With default parameter (alpha = 1)

In [42]:
# Your code here
from sklearn.linear_model import Lasso, Ridge
ridge = Ridge(alpha=1)
ridge.fit(X_train, y_train)
print(" Train Mean Squared Error: ", mean_squared_error(y_train, ridge.predict(X_train)))
print(" Train R^2 : ", ridge.score(X_train, y_train))
print(" Test Mean Squared Error: ", mean_squared_error(y_test, ridge.predict(X_test)))
print(" Test R^2 : ", ridge.score(X_test, y_test))
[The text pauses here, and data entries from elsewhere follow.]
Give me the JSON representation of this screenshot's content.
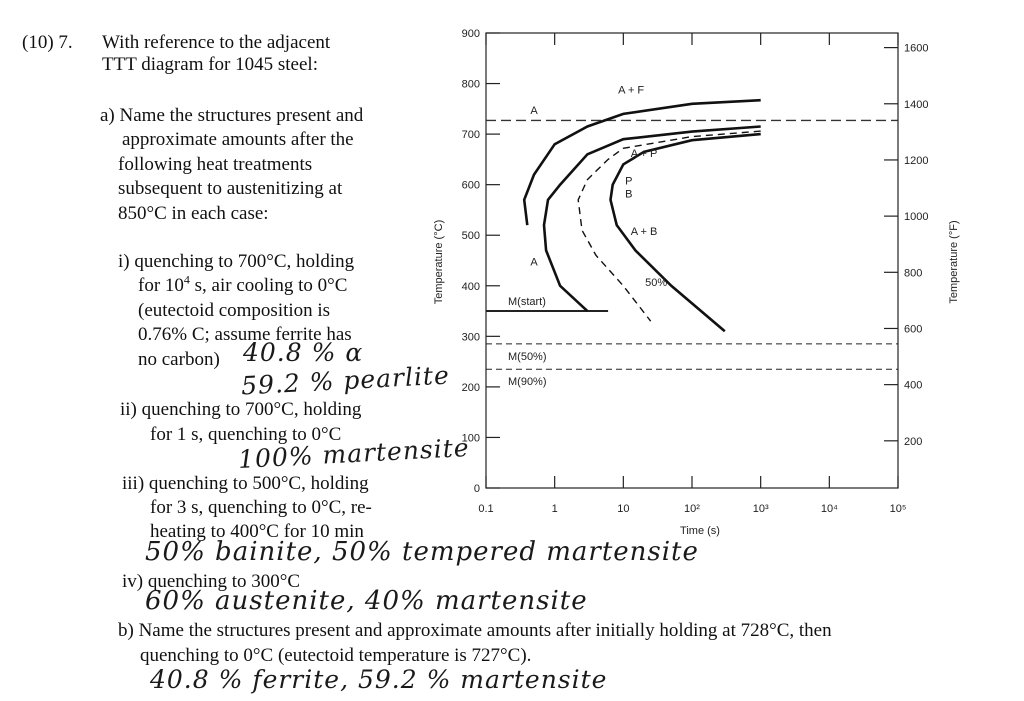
{
  "question": {
    "number": "(10) 7.",
    "lead_line1": "With reference to the adjacent",
    "lead_line2": "TTT diagram for 1045 steel:",
    "part_a_1": "a) Name the structures present and",
    "part_a_2": "approximate amounts after the",
    "part_a_3": "following heat treatments",
    "part_a_4": "subsequent to austenitizing at",
    "part_a_5": "850°C in each case:",
    "i_1": "i) quenching to 700°C, holding",
    "i_2a": "for 10",
    "i_2sup": "4",
    "i_2b": " s, air cooling to 0°C",
    "i_3": "(eutectoid composition is",
    "i_4": "0.76% C; assume ferrite has",
    "i_5": "no carbon)",
    "ii_1": "ii) quenching to 700°C, holding",
    "ii_2": "for 1 s, quenching to 0°C",
    "iii_1": "iii) quenching to 500°C, holding",
    "iii_2": "for 3 s, quenching to 0°C, re-",
    "iii_3": "heating to 400°C for 10 min",
    "iv_1": "iv) quenching to 300°C",
    "b_1": "b) Name the structures present and approximate amounts after initially holding at 728°C, then",
    "b_2": "quenching to 0°C (eutectoid temperature is 727°C)."
  },
  "answers": {
    "i_a": "40.8 % α",
    "i_b": "59.2 % pearlite",
    "ii": "100% martensite",
    "iii": "50% bainite, 50% tempered martensite",
    "iv": "60% austenite, 40% martensite",
    "b": "40.8 % ferrite, 59.2 % martensite"
  },
  "chart_data": {
    "type": "line",
    "xlabel": "Time (s)",
    "ylabel": "Temperature (°C)",
    "ylabel_right": "Temperature (°F)",
    "x_scale": "log",
    "xlim": [
      0.1,
      100000
    ],
    "ylim": [
      0,
      900
    ],
    "x_ticks": [
      "0.1",
      "1",
      "10",
      "10²",
      "10³",
      "10⁴",
      "10⁵"
    ],
    "y_ticks": [
      "0",
      "100",
      "200",
      "300",
      "400",
      "500",
      "600",
      "700",
      "800",
      "900"
    ],
    "y_right_ticks": [
      "200",
      "400",
      "600",
      "800",
      "1000",
      "1200",
      "1400",
      "1600"
    ],
    "eutectoid_line_c": 727,
    "ms_lines": [
      {
        "label": "M(start)",
        "temp": 350,
        "t_end": 6
      },
      {
        "label": "M(50%)",
        "temp": 285
      },
      {
        "label": "M(90%)",
        "temp": 235
      }
    ],
    "region_labels": [
      {
        "label": "A",
        "t": 0.5,
        "temp": 740
      },
      {
        "label": "A + F",
        "t": 13,
        "temp": 780
      },
      {
        "label": "A + P",
        "t": 20,
        "temp": 655
      },
      {
        "label": "P",
        "t": 12,
        "temp": 600
      },
      {
        "label": "B",
        "t": 12,
        "temp": 575
      },
      {
        "label": "A + B",
        "t": 20,
        "temp": 500
      },
      {
        "label": "A",
        "t": 0.5,
        "temp": 440
      },
      {
        "label": "50%",
        "t": 30,
        "temp": 400
      }
    ],
    "curves": [
      {
        "id": "ferrite-start",
        "style": "solid",
        "points": [
          [
            1000,
            767
          ],
          [
            100,
            760
          ],
          [
            10,
            740
          ],
          [
            3,
            715
          ],
          [
            1,
            680
          ],
          [
            0.5,
            620
          ],
          [
            0.36,
            570
          ],
          [
            0.4,
            520
          ]
        ]
      },
      {
        "id": "pearlite-start",
        "style": "solid",
        "points": [
          [
            1000,
            715
          ],
          [
            100,
            705
          ],
          [
            10,
            690
          ],
          [
            3,
            660
          ],
          [
            1.2,
            600
          ],
          [
            0.8,
            570
          ],
          [
            0.7,
            520
          ],
          [
            0.75,
            470
          ],
          [
            1.2,
            400
          ],
          [
            3,
            350
          ]
        ]
      },
      {
        "id": "transformation-50pct",
        "style": "dashed",
        "points": [
          [
            1000,
            706
          ],
          [
            100,
            695
          ],
          [
            10,
            672
          ],
          [
            6,
            650
          ],
          [
            3,
            610
          ],
          [
            2.2,
            570
          ],
          [
            2.5,
            510
          ],
          [
            4,
            460
          ],
          [
            10,
            400
          ],
          [
            25,
            330
          ]
        ]
      },
      {
        "id": "transformation-finish",
        "style": "solid",
        "points": [
          [
            1000,
            700
          ],
          [
            100,
            688
          ],
          [
            20,
            665
          ],
          [
            10,
            640
          ],
          [
            7,
            600
          ],
          [
            6.5,
            570
          ],
          [
            8,
            520
          ],
          [
            15,
            470
          ],
          [
            50,
            400
          ],
          [
            300,
            310
          ]
        ]
      }
    ]
  }
}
 Train Mean Squared Error:  491305352.9360016
 Train R^2 :  0.9174092945524075
 Test Mean Squared Error:  904413652.3114895
 Test R^2 :  0.8733367933024637


With default parameter (alpha = 10)

In [43]:
# Your code here
ridge = Ridge(alpha=10)
ridge.fit(X_train, y_train)
print(" Train Mean Squared Error: ", mean_squared_error(y_train, ridge.predict(X_train)))
print(" Train R^2 : ", ridge.score(X_train, y_train))
print(" Test Mean Squared Error: ", mean_squared_error(y_test, ridge.predict(X_test)))
print(" Test R^2 : ", ridge.score(X_test, y_test))

 Train Mean Squared Error:  681390750.5817802
 Train R^2 :  0.8854550587741216
 Test Mean Squared Error:  983521121.3448687
 Test R^2 :  0.8622577857312214


## Look at the metrics, what are your main conclusions?

Using Ridge and lasso helped with overfitting of the model. R squared was higher with lasso.

## Compare number of parameter estimates that are (very close to) 0 for Ridge and Lasso

In [44]:
# number of Ridge params almost zero
print(sum(abs(ridge.coef_) < 10**(-10)))

6


In [45]:
# number of Lasso params almost zero
print(sum(abs(lasso.coef_) < 10**(-10)))

73


Compare with the total length of the parameter space and draw conclusions!

In [46]:
# your code here
len(lin.coef_)

289

In [49]:
73/289

0.25259515570934254

In [None]:
# Lasso was able to lower about 25% of the coefficients to almost zero. This greatly reduces the complexity of the model which helps with overfitting.

## Summary

Great! You now know how to perform Lasso and Ridge regression.